Mayor Luke Ravenstahl wants to review a city Law Department decision that paves the way for demolition of the former St. Nicholas Church in Troy Hill, but the potential impact of that review is unclear because city lawyers last week filed paperwork settling the case.
On Friday, the Law Department confirmed that it had withdrawn its appeal of a Common Pleas Court decision that gave the parish authorization to demolish the historic building along Route 28.
Solicitor Daniel Regan said the appeal was withdrawn because of concern that a case filed by the parish exposed the city to financial risk. In that case, called a "takings case," the parish had argued that the city's refusal to grant a certificate of economic hardship -- a document permitting demolition -- amounted to a taking of the property.
When the city dropped its appeal of Judge Robert Colville's order granting the certificate, the parish dropped the takings case.
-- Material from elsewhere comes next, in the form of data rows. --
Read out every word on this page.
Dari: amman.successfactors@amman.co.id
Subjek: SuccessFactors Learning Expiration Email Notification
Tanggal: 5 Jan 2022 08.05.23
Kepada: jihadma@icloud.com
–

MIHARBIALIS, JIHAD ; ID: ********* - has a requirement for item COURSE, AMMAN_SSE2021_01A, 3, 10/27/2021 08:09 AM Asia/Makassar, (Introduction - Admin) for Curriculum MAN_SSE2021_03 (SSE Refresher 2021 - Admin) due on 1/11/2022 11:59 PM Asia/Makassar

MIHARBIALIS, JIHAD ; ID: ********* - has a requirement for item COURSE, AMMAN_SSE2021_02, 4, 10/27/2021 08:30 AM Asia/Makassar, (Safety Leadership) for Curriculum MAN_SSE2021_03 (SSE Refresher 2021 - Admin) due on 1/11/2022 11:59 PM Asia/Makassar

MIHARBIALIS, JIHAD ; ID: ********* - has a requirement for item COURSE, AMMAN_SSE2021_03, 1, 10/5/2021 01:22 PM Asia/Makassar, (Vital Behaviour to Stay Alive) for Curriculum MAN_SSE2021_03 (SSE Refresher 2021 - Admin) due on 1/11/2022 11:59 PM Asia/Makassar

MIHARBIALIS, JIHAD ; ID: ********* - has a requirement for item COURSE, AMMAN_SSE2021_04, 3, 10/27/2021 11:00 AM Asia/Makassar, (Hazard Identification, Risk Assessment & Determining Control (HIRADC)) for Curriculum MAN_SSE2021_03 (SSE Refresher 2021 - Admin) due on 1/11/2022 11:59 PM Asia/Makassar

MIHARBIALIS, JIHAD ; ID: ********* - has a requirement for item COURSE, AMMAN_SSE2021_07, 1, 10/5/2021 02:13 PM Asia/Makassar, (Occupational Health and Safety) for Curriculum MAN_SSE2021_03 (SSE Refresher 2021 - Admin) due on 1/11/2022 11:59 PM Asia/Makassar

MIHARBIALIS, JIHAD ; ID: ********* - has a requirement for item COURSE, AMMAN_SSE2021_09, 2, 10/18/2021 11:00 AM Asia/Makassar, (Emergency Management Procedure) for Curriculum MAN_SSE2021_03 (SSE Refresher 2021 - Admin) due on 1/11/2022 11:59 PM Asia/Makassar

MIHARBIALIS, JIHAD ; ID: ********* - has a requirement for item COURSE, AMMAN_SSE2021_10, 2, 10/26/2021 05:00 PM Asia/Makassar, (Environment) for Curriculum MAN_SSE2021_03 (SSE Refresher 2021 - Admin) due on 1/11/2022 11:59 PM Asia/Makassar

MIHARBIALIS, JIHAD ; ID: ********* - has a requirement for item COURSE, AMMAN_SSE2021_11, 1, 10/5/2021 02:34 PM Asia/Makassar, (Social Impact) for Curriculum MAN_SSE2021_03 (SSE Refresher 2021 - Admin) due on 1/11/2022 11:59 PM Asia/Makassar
The church has been vacant since 2004, when the parish combined two congregations in Millvale.
City council President Darlene Harris, who represents Troy Hill and opposes demolition of the building, said she met with Mr. Ravenstahl for more than an hour Monday to seek his help in saving the structure.
"It seems like the mayor wants to work with me on this," she said after the meeting.
Mayoral spokeswoman Joanna Doven confirmed that Mr. Ravenstahl will review the Law Department's decision but at the same time did not want to give demolition opponents false hope.
"The mayor is as concerned with this issue as the community is, but one key factor is whether or not the community and city can work with the diocese on this issue while also protecting taxpayers from multi-million dollar legal exposure," Ms. Doven wrote in an email.
The Rev. Ronald Lengwin, spokesman for the Pittsburgh Catholic Diocese, said the city had not approached church officials about a possible change of heart. As it stands now, he said, the diocese has no interest in further discussing the building's fate.
Mark Fatla, executive director of the Northside Leadership Conference, a community group that would like to convert the old church into an immigration museum, said he didn't know what legal means city officials have left.
"They filed the paperwork and ended the case," Mr. Fatla said. "I don't see how they can un-ring the bell."
Because church officials had "won" the case, he added, they have little reason to prolong discussions.
On Monday, Mr. Regan said he wasn't prepared to address the city's legal options, and Mrs. Harris said she didn't know what legal footing the city might have.
"The building is not down yet ... Hopefully, something can happen. I'm not sure what," she said.
Also unclear is how soon the city must issue the certificate of hardship so that the parish can demolish the building. Mr. Regan said the Law Department has not been asked to review the matter.